Inviting a team of consultants to recommend and facilitate change within a business is a difficult decision. Concerns over whether they will listen to, and integrate with, in-house teams are commonplace.
Additional fears that consultancies have priorities which can cause conflict, often result in businesses never seeking help and, consequently, failing to reach their true potential.
So, how can a company eliminate these risks when instructing business consultants? Choosing a consultancy with similar values and a culture that meshes well with your own is a good start.
Honesty, respect, and collaboration
Here at Clarasys, we have worked hard to foster a culture of honesty, respect, and collaboration.
Throughout our ten-year journey, we’ve trusted our people to make key structural decisions that entrench our culture irrevocably.
We draw upon our experiences at Clarasys and previous companies to shape these decisions. The result is an organisation that puts its clients and people first.
We prioritise collaboration and delivering quality outcomes, and our mission is to deliver change that continues to add value long after we’ve left.

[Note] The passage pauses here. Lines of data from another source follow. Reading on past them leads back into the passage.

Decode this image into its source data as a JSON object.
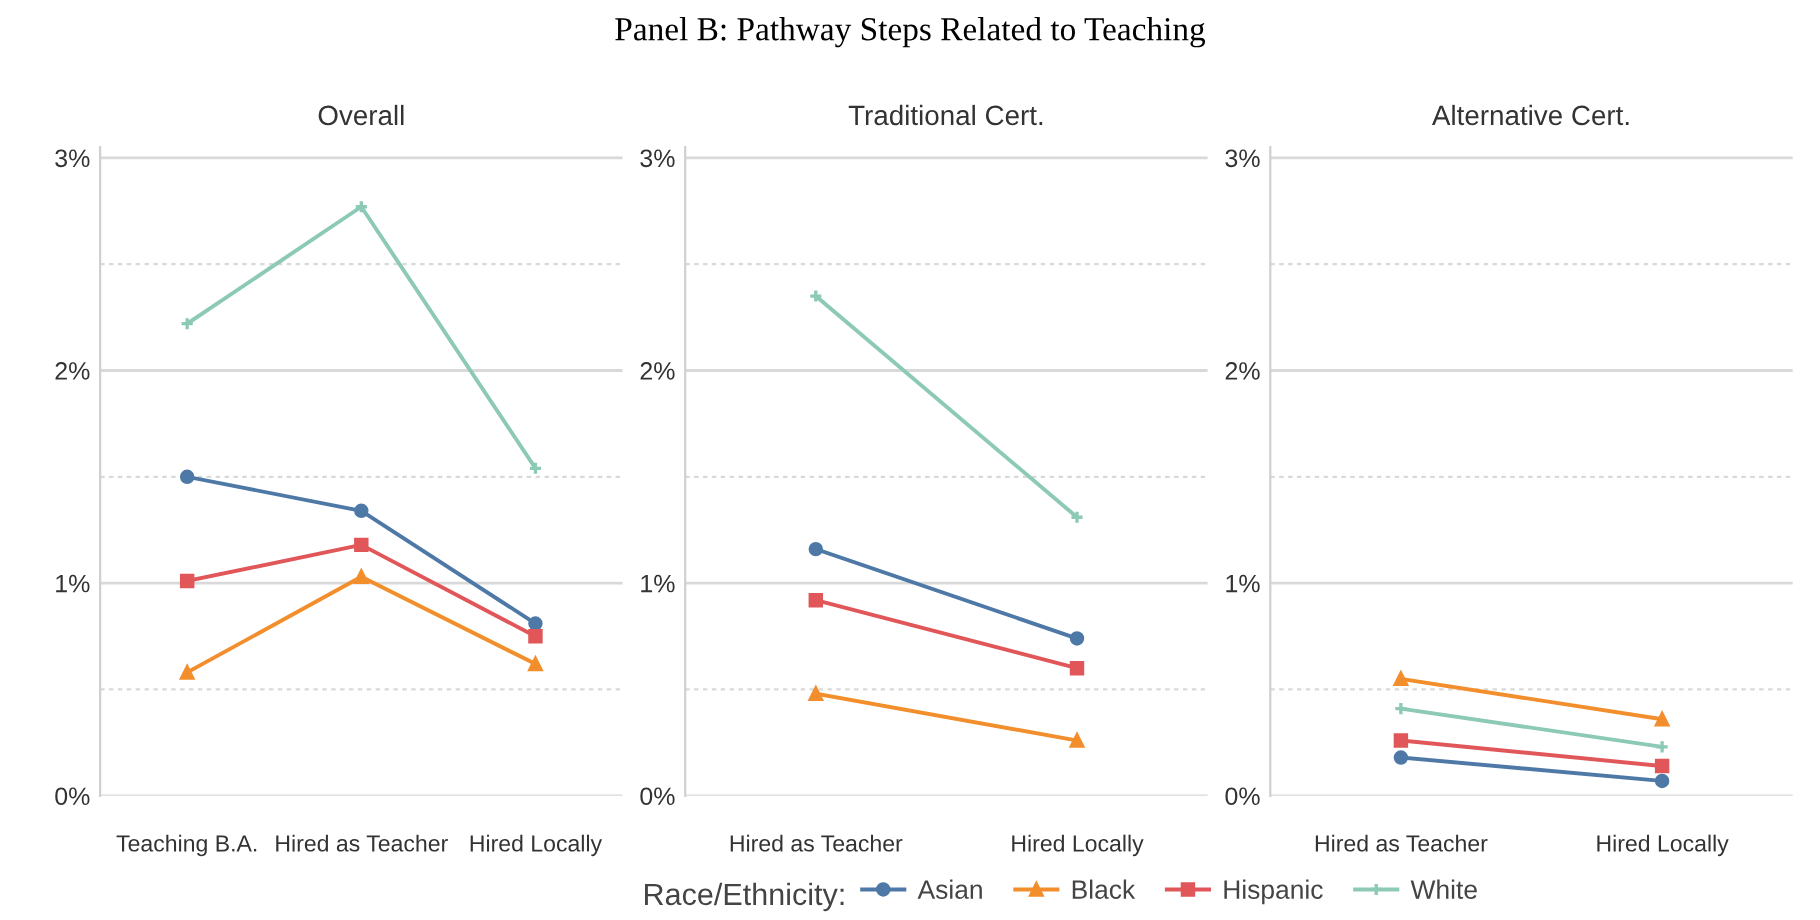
{
  "chart_data": [
    {
      "type": "line",
      "title": "Overall",
      "annotations": [
        "Panel B: Pathway Steps Related to Teaching"
      ],
      "legend_title": "Race/Ethnicity:",
      "legend": "bottom",
      "grid": "y",
      "categories": [
        "Teaching B.A.",
        "Hired as Teacher",
        "Hired Locally"
      ],
      "ylim": [
        0,
        3.05
      ],
      "yticks": [
        {
          "value": 0,
          "label": "0%"
        },
        {
          "value": 0.5,
          "label": null
        },
        {
          "value": 1,
          "label": "1%"
        },
        {
          "value": 1.5,
          "label": null
        },
        {
          "value": 2,
          "label": "2%"
        },
        {
          "value": 2.5,
          "label": null
        },
        {
          "value": 3,
          "label": "3%"
        }
      ],
      "series": [
        {
          "name": "Asian",
          "color": "#4e79a7",
          "marker": "circle",
          "values": [
            1.5,
            1.34,
            0.81
          ]
        },
        {
          "name": "Black",
          "color": "#f28e2b",
          "marker": "triangle",
          "values": [
            0.58,
            1.03,
            0.62
          ]
        },
        {
          "name": "Hispanic",
          "color": "#e15759",
          "marker": "square",
          "values": [
            1.01,
            1.18,
            0.75
          ]
        },
        {
          "name": "White",
          "color": "#8cc9b6",
          "marker": "cross",
          "values": [
            2.22,
            2.77,
            1.54
          ]
        }
      ]
    },
    {
      "type": "line",
      "title": "Traditional Cert.",
      "grid": "y",
      "categories": [
        "Hired as Teacher",
        "Hired Locally"
      ],
      "ylim": [
        0,
        3.05
      ],
      "yticks": [
        {
          "value": 0,
          "label": "0%"
        },
        {
          "value": 0.5,
          "label": null
        },
        {
          "value": 1,
          "label": "1%"
        },
        {
          "value": 1.5,
          "label": null
        },
        {
          "value": 2,
          "label": "2%"
        },
        {
          "value": 2.5,
          "label": null
        },
        {
          "value": 3,
          "label": "3%"
        }
      ],
      "series": [
        {
          "name": "Asian",
          "color": "#4e79a7",
          "marker": "circle",
          "values": [
            1.16,
            0.74
          ]
        },
        {
          "name": "Black",
          "color": "#f28e2b",
          "marker": "triangle",
          "values": [
            0.48,
            0.26
          ]
        },
        {
          "name": "Hispanic",
          "color": "#e15759",
          "marker": "square",
          "values": [
            0.92,
            0.6
          ]
        },
        {
          "name": "White",
          "color": "#8cc9b6",
          "marker": "cross",
          "values": [
            2.35,
            1.31
          ]
        }
      ]
    },
    {
      "type": "line",
      "title": "Alternative Cert.",
      "grid": "y",
      "categories": [
        "Hired as Teacher",
        "Hired Locally"
      ],
      "ylim": [
        0,
        3.05
      ],
      "yticks": [
        {
          "value": 0,
          "label": "0%"
        },
        {
          "value": 0.5,
          "label": null
        },
        {
          "value": 1,
          "label": "1%"
        },
        {
          "value": 1.5,
          "label": null
        },
        {
          "value": 2,
          "label": "2%"
        },
        {
          "value": 2.5,
          "label": null
        },
        {
          "value": 3,
          "label": "3%"
        }
      ],
      "series": [
        {
          "name": "Asian",
          "color": "#4e79a7",
          "marker": "circle",
          "values": [
            0.18,
            0.07
          ]
        },
        {
          "name": "Black",
          "color": "#f28e2b",
          "marker": "triangle",
          "values": [
            0.55,
            0.36
          ]
        },
        {
          "name": "Hispanic",
          "color": "#e15759",
          "marker": "square",
          "values": [
            0.26,
            0.14
          ]
        },
        {
          "name": "White",
          "color": "#8cc9b6",
          "marker": "cross",
          "values": [
            0.41,
            0.23
          ]
        }
      ]
    }
  ]
}
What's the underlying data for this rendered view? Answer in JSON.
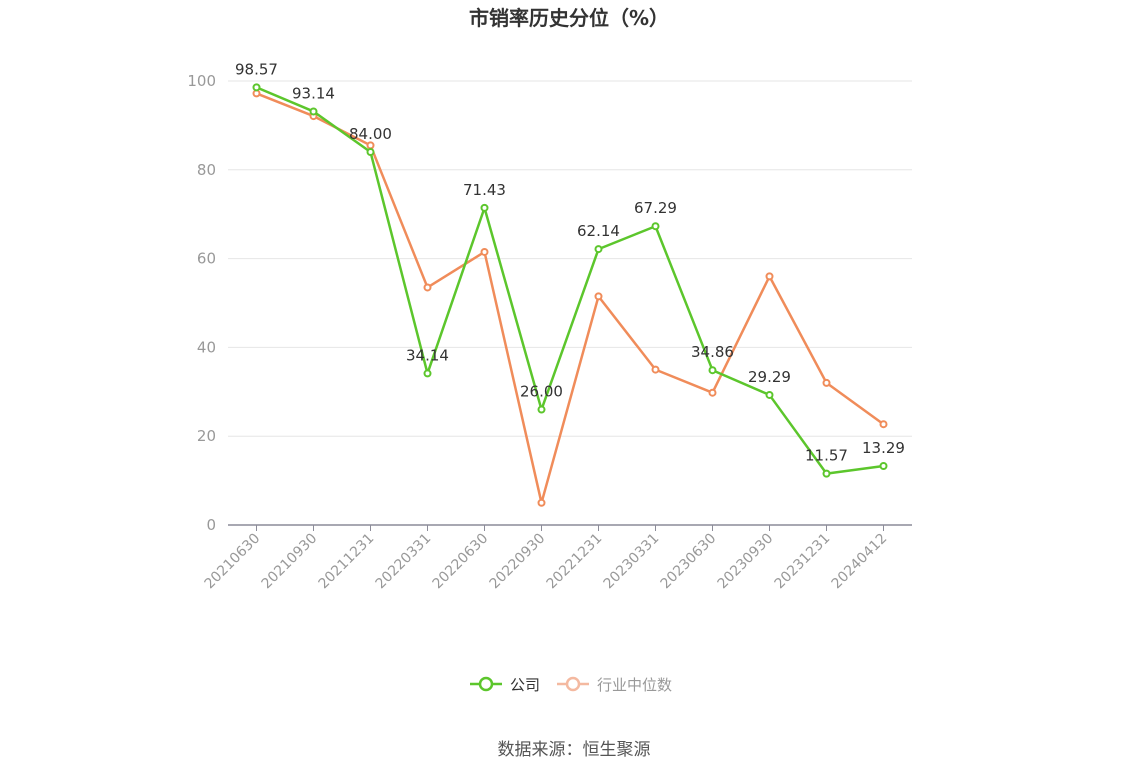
{
  "chart_data": {
    "type": "line",
    "title": "市销率历史分位（%）",
    "xlabel": "",
    "ylabel": "",
    "categories": [
      "20210630",
      "20210930",
      "20211231",
      "20220331",
      "20220630",
      "20220930",
      "20221231",
      "20230331",
      "20230630",
      "20230930",
      "20231231",
      "20240412"
    ],
    "ylim": [
      0,
      100
    ],
    "yticks": [
      0,
      20,
      40,
      60,
      80,
      100
    ],
    "grid": true,
    "legend_position": "bottom",
    "series": [
      {
        "name": "公司",
        "color": "#5cc62c",
        "values": [
          98.57,
          93.14,
          84.0,
          34.14,
          71.43,
          26.0,
          62.14,
          67.29,
          34.86,
          29.29,
          11.57,
          13.29
        ],
        "labels": [
          "98.57",
          "93.14",
          "84.00",
          "34.14",
          "71.43",
          "26.00",
          "62.14",
          "67.29",
          "34.86",
          "29.29",
          "11.57",
          "13.29"
        ]
      },
      {
        "name": "行业中位数",
        "color": "#f08c5a",
        "values": [
          97.2,
          92.1,
          85.5,
          53.5,
          61.5,
          5.0,
          51.5,
          35.0,
          29.8,
          56.0,
          32.0,
          22.7
        ]
      }
    ]
  },
  "source": "数据来源：恒生聚源"
}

One of our first key structural decisions was to do away with commercial forces that would distract us from delivering quality work. Our employee-owned business is unaccountable to the demands of partners or external shareholders, which allows our culture, and the way we work, to be defined by our people.
At Clarasys, we understand the complexity of delivering projects on time and within budget. We know the importance of looking outwards, not inwards, when defining ‘success’. For us, success is whether we’ve delivered, to our client’s satisfaction, what we promised, not the number of extensions we’ve won.
Financial targets cloud judgements
Our company structure contains no ‘cash’ incentives – we have no employee sales targets, bonuses, or commission. Such financial targets can cloud a consultant’s judgement. This structure is intentional and ensures that our employees’ sole focus is what’s best for the client.
Instead, our people are measured on direct feedback from clients, and how well the client teams operate after we leave. This means our people will often make recommendations to build up the client’s internal capabilities, rather than extend projects.
We aim to upskill the client team, so that when we leave they have the tools and knowledge to continue without us. As a senior client at SASC said, “Clarasys were effective in how they managed to leave us in a situation where we could get on with things ourselves.”
To do this successfully, we recognise our people need to work well within client teams to surmount the “us and them” environment. As such, a higher level of collaboration is one of our most important values and this is instilled in our employees from day one. Every new Clarasys consultant attends a two-day emotional intelligence course to help inform their understanding of team dynamics and what makes people tick. This equips us with the skills we need to immerse ourselves within client teams to avoid siloed working, and ensure our clients enjoy working with us on a personal level.
Employee experience
At Clarasys, we specialise in building experiences for employees that bring them onboard, enable them to perform, and facilitate personal growth. We take a three-pronged approach to Employee Experience (EX), covering human organisational relationships, the physical working environment, and available tech tools. This ensures we’re engaging all levels and facets of an organisation, so that any change meets expectations. At Clarasys, we know that organisations tend to underestimate many of the factors at play when it comes to EX, so we designed this approach to ensure nothing is left to chance. How are we so confident? Because we’ve done it ourselves.
One senior client from a global organisation in the information services industry said: “Clarasys consultants definitely have a style that makes them different from other consultants – I think that comes from their leadership and their ownership. You get a sense of being closer to them – I know that I can speak to senior members of the team at the drop of a hat. They have a closer understanding of the organisation they are working with. I believe they have the right methodology and believe in what they are doing. I think their ultimate aim is to help us achieve what we are trying to achieve, rather than to necessarily continually be looking to make a profit.“
The success of a client-consultant relationship often rests on two factors: can you trust the consultants, and do they work well with your internal team? We strived to build a unique structure at Clarasys that gives our consultants the freedom to truly focus on the client’s objectives and become a part of client teams, not an appendage. And we believe it’s this culture of honesty, true collaboration, and a commitment to doing the right thing for our clients that drives not only our success, but also that of our clients.